Die Labour Party und die britischen Gewerkschaften unterstützten diesen mörderischen Kurs. Die Arbeiterklasse sei überall „mit immer rechteren und autoritären Regierungen konfrontiert, die brutale Sparmaßnahmen durchsetzen wollen“. Gleichzeitig stehe „sie Gewerkschaften und Politikern gegenüber, die als fünfte Kolonne der großen Banken und Konzerne agieren“.

Am Ende seines Beitrags betonte Marsden die Notwendigkeit eines gemeinsamen Kampfs der europäischen Arbeiterklasse unter dem Banner der Vierten Internationale. „Die SEP, die SGP und die Genossen in Frankreich und der Türkei wollen die Arbeiterklasse auf dem ganzen Kontinent vereinen, gegen Sparpolitik, autoritäre Herrschaft, den Aufstieg der extremen Rechten, Militarismus und Krieg und für die Vereinigten Sozialistischen Staaten von Europa. Das ist die einzige Perspektive und wir sind die einzige Führung, die der Arbeiterklasse eine Zukunft bieten, für die es sich zu kämpfen lohnt.“

Der abschließende Beitrag war von besonderer Bedeutung. Der SGP-Vorsitzende Ulrich Rippert sprach zur Gründung des BSA vor 50 Jahren. Wir haben die Rede bereits vollständig auf der WSWS veröffentlicht, weshalb wir sie an dieser Stelle nicht ausführlicher zusammenfassen und zitieren.

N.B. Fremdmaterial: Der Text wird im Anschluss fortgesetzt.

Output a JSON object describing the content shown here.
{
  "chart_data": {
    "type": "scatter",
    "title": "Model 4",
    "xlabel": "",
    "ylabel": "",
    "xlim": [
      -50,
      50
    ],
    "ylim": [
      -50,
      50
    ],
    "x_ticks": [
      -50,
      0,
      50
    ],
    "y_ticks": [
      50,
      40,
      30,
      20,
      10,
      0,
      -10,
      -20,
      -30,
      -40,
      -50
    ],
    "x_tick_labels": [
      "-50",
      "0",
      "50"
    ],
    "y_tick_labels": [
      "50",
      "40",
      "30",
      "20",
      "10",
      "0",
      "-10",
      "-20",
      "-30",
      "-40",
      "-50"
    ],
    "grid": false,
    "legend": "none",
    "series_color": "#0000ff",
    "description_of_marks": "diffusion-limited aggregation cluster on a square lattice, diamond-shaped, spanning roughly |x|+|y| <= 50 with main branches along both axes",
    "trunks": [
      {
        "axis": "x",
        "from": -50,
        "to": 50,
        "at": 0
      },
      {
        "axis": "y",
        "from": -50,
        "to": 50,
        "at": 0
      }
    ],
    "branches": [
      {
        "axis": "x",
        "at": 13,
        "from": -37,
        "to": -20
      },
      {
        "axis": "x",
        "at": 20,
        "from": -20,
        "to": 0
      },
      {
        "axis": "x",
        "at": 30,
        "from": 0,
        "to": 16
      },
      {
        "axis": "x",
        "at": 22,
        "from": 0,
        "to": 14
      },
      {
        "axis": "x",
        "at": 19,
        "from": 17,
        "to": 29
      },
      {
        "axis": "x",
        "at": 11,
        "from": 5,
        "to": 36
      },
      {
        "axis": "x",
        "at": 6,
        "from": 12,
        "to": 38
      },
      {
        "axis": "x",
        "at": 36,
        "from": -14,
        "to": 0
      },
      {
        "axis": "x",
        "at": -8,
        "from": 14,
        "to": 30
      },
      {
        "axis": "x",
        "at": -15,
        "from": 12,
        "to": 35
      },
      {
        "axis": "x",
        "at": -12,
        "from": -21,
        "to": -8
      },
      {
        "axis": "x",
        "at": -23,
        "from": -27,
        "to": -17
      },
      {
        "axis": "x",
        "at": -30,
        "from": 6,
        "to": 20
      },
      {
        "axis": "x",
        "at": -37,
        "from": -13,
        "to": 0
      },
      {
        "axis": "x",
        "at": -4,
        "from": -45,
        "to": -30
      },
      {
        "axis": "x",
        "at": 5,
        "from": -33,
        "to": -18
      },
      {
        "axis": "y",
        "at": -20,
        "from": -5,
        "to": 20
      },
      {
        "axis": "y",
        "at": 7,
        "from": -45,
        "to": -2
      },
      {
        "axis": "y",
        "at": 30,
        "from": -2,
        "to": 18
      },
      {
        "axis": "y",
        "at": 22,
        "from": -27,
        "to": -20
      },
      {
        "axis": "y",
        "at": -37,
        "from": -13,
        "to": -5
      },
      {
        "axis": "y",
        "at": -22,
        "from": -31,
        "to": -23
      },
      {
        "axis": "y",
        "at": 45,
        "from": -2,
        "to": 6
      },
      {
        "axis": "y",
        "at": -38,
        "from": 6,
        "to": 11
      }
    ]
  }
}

Ripperts Rede machte vor allem eines deutlich – die politische Stärke der Wahlabschlussveranstaltung sowie des gesamten Wahlkampfs der SGP beruht auf der historischen Tradition und den Prinzipien der Vierten Internationale, die das marxistische Programm des sozialistischen Internationalismus sowohl gegen den Stalinismus wie gegen die Sozialdemokratie verteidigt hat.

Mit der Gründung des BSA als deutscher Sektion des Internationalen Komitees der Vierten Internationale am 18. und 19. September 1971 Jahren wurde die Kontinuität des Marxismus und Trotzkismus in Deutschland wieder aufgenommen. 50 Jahre später bekommt sie entscheidende Bedeutung für die zukünftige politische Entwicklung in Deutschland, in ganz Europa und weltweit.